Роберт, не помня себя от отчаяния, сделал то, что было единственным правильным выходом из этого положения. Он не стал оправдываться и откровенно признал свою вину.

– Анна, поверь мне… ничего бы такого не было, но я не смог с собой совладать. Ты тут ходила в одной рубашке… Я понимаю, это нехорошо, но ты не знаешь, какая ты соблазнительная. А я такой одинокий, Анна!

– Понятно! – с язвительной насмешкой воскликнула Анна. – Значит, во всем виновата я? Ты просто скотина – откуда я могла знать, что у такого молокососа, да еще и родственника, всякие грязные мыслишки! Порядочная женщина никогда не думает о таких вещах!

Анна лгала. Бывали случаи, когда она подумывала о том, чтобы забраться ночью в постель к Роберту. Ее муж был призван в первый же день войны, и она уже томилась по мужской ласке. А вокруг она видела множество других женщин, которые поддавались этой тяге или голоду, далеко, впрочем, не физиологического порядка. Целомудренные матери, которых Анна знала много лет, заводили тайные связи с незнакомыми заводскими рабочими или с юнцами эсэсовцами. Это была словно лихорадка, заражавшая всех и каждого, всюду рушились самые крепкие моральные устои, и уже никто не придавал этому значения. Хоть это, слава богу, еще не выдают по карточкам, тайком хихикали женщины. А с таким малым, как Роберт, живущим под одною с ней крышей, можно было бы устроиться так, что никакая сплетня не достигла бы ушей мужа. Но до сих пор Анна успешно противилась искушению. Несмотря на свои партийные обязанности, в которые входило и наблюдение за случаями беременности безмужних деревенских жительниц, мысль о том, чтобы взять в любовники родственника, всегда была ей противна. Тем не менее она отнеслась бы с меньшим отвращением к попыткам Роберта, если бы уже не согрешила мысленно.

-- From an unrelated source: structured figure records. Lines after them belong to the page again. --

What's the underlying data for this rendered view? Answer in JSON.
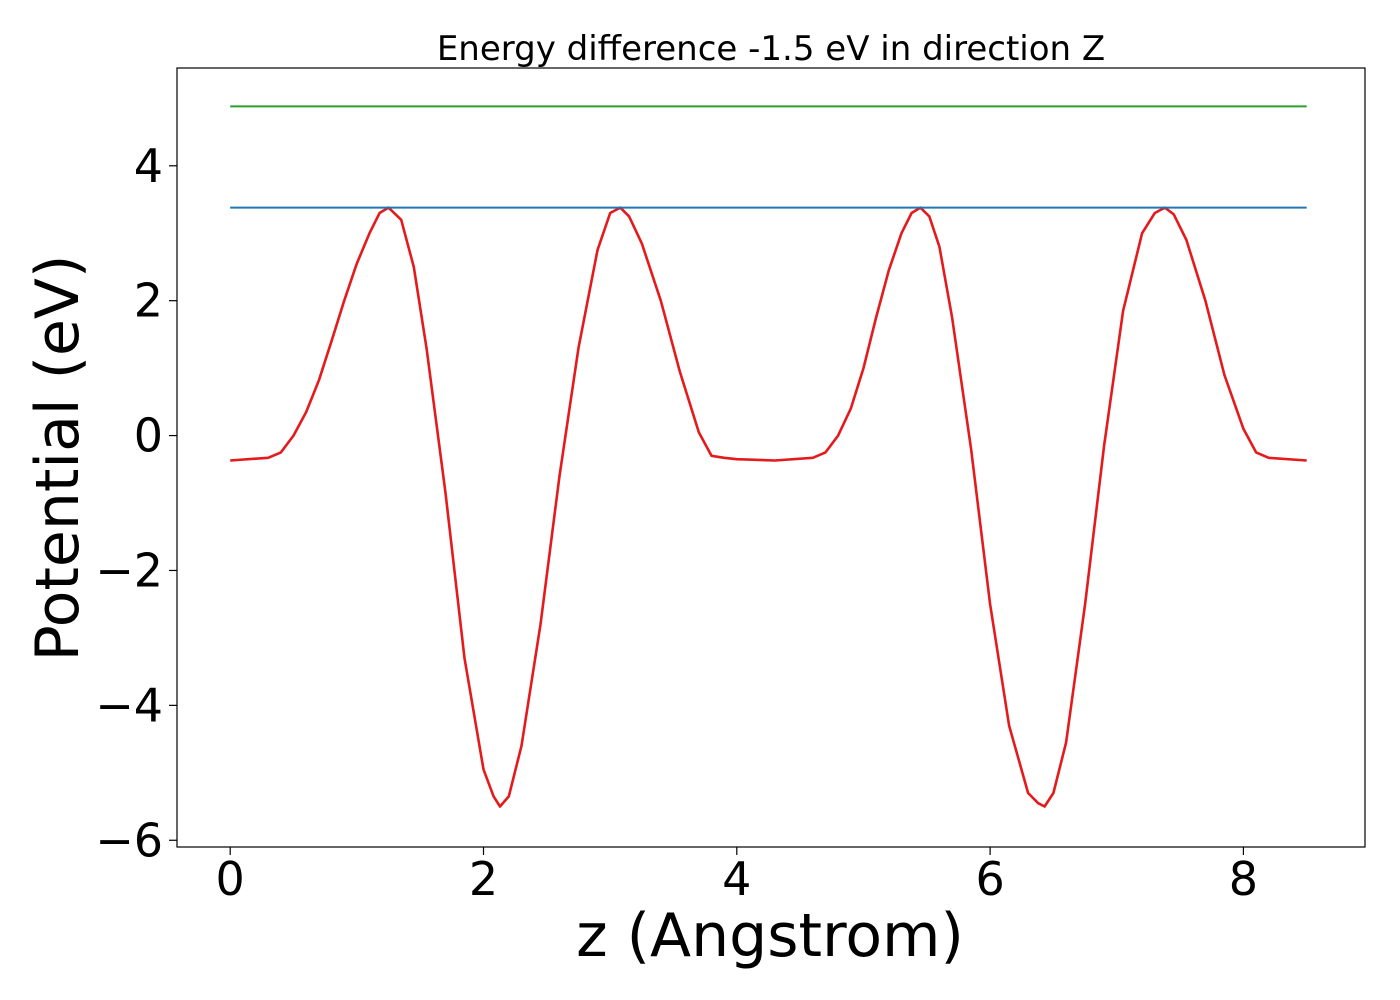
{
  "chart_data": {
    "type": "line",
    "title": "Energy difference -1.5 eV in direction Z",
    "xlabel": "z (Angstrom)",
    "ylabel": "Potential (eV)",
    "xlim": [
      -0.42,
      8.96
    ],
    "ylim": [
      -6.1,
      5.45
    ],
    "x_ticks": [
      0,
      2,
      4,
      6,
      8
    ],
    "x_tick_labels": [
      "0",
      "2",
      "4",
      "6",
      "8"
    ],
    "y_ticks": [
      -6,
      -4,
      -2,
      0,
      2,
      4
    ],
    "y_tick_labels": [
      "−6",
      "−4",
      "−2",
      "0",
      "2",
      "4"
    ],
    "grid": false,
    "legend": "none",
    "series": [
      {
        "color": "#e41a1c",
        "x": [
          0.0,
          0.3,
          0.4,
          0.5,
          0.6,
          0.7,
          0.8,
          0.9,
          1.0,
          1.1,
          1.18,
          1.25,
          1.35,
          1.45,
          1.55,
          1.7,
          1.85,
          2.0,
          2.08,
          2.13,
          2.2,
          2.3,
          2.45,
          2.6,
          2.75,
          2.9,
          3.0,
          3.08,
          3.15,
          3.25,
          3.4,
          3.55,
          3.7,
          3.8,
          3.9,
          4.0,
          4.3,
          4.6,
          4.7,
          4.8,
          4.9,
          5.0,
          5.1,
          5.2,
          5.3,
          5.38,
          5.45,
          5.52,
          5.6,
          5.7,
          5.85,
          6.0,
          6.15,
          6.3,
          6.38,
          6.43,
          6.5,
          6.6,
          6.75,
          6.9,
          7.05,
          7.2,
          7.3,
          7.38,
          7.45,
          7.55,
          7.7,
          7.85,
          8.0,
          8.1,
          8.2,
          8.5
        ],
        "y": [
          -0.37,
          -0.33,
          -0.25,
          0.0,
          0.35,
          0.82,
          1.4,
          2.0,
          2.55,
          3.0,
          3.3,
          3.38,
          3.2,
          2.5,
          1.3,
          -0.85,
          -3.3,
          -4.95,
          -5.35,
          -5.5,
          -5.35,
          -4.6,
          -2.8,
          -0.6,
          1.3,
          2.75,
          3.3,
          3.38,
          3.25,
          2.85,
          2.0,
          0.95,
          0.05,
          -0.3,
          -0.33,
          -0.35,
          -0.37,
          -0.33,
          -0.25,
          0.0,
          0.4,
          1.0,
          1.75,
          2.45,
          3.0,
          3.3,
          3.38,
          3.25,
          2.8,
          1.75,
          -0.2,
          -2.5,
          -4.3,
          -5.3,
          -5.45,
          -5.5,
          -5.3,
          -4.55,
          -2.5,
          -0.15,
          1.85,
          3.0,
          3.3,
          3.38,
          3.28,
          2.9,
          2.0,
          0.9,
          0.1,
          -0.25,
          -0.33,
          -0.37
        ]
      },
      {
        "color": "#1f77b4",
        "x": [
          0.0,
          8.5
        ],
        "y": [
          3.38,
          3.38
        ]
      },
      {
        "color": "#2ca02c",
        "x": [
          0.0,
          8.5
        ],
        "y": [
          4.88,
          4.88
        ]
      }
    ]
  }
}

Однако, слушая его жалобное хныканье, она была тронута признанием в одиночестве и больше чем польщена словами о ее неотразимости. Конечно, ему следует задать хорошую головомойку, без этого нельзя, – но сердце ее понемногу смягчалось.

– Ах ты, паршивец, – сказала она. – Чем больше я думаю о том, как ты меня оскорбил, тем ты мне становишься противнее. Хочешь насиловать – отправляйся на фронт. Насилуй полек или русских – им все равно. Но с немецкой женщиной ты не смеешь так обращаться!

– Прости, Анна, я понимаю, это нехорошо, – ныл Роберт. – Мне так стыдно, хоть сейчас помереть. Но ты не знаешь, какая ты соблазнительная. – Он теперь уже нарочно повторял одно и то же. Подвижное лицо Анны, не умевшее скрывать чувства, выдавало ее с головой. – Я просто не мог совладать с собой, Анна.

– Ну вот что: сегодня ты переночуешь здесь, – сказала она, – а завтра утром ступай в казарму. Больше ни одной ночи в моем доме!

– Анна! – Он пытался найти какой-нибудь довод. – Анна, пожалуйста, не надо!..

– Это мое последнее слово!

– Анна!.. – вдруг воскликнул он. – Ты же не знаешь, что было сегодня ночью! Я застрелил человека! Меня всего трясло, когда я пришел домой.

Она недоверчиво взглянула на него.

– Врешь, наверное. Ты застрелил человека? Кого?

– Это я стрелял в Веглера!

– Ты? – Голос ее стал совсем иным. – Ты правду говоришь? Это ты спас завод?

– Да.

Анна сразу же ясно поняла значение происшедшего.

– Вот здорово, Роберт! Ты получишь повышение. Ах, негодяй, почему ты мне сразу не сказал?

– Я просто… понимаешь… Я думал, пока не стоит!

– Не сказать своей тете о таком деле?

Роберт растерянно молчал, прижимая руку к окровавленной щеке, и не знал, как на этот раз выпутаться из дурацкого положения. Конечно, стрелял в Веглера не кто иной, как он, и, надо сказать, это было отличное попаданье на расстоянии метров в пятьдесят, причем мишень его освещали только отсветы горящего сена. Но Баумер чуть не размозжил ему голову его же собственным револьвером за то, что он не догадался ранить Веглера в ногу. Если Анна начнет рассказывать повсюду, что он – герой, то как бы товарищи-эсэсовцы, знавшие, как было дело, не подняли шум!

– Слушай, Анна, ты пока не рассказывай посторонним, понятно? – твердо сказал он.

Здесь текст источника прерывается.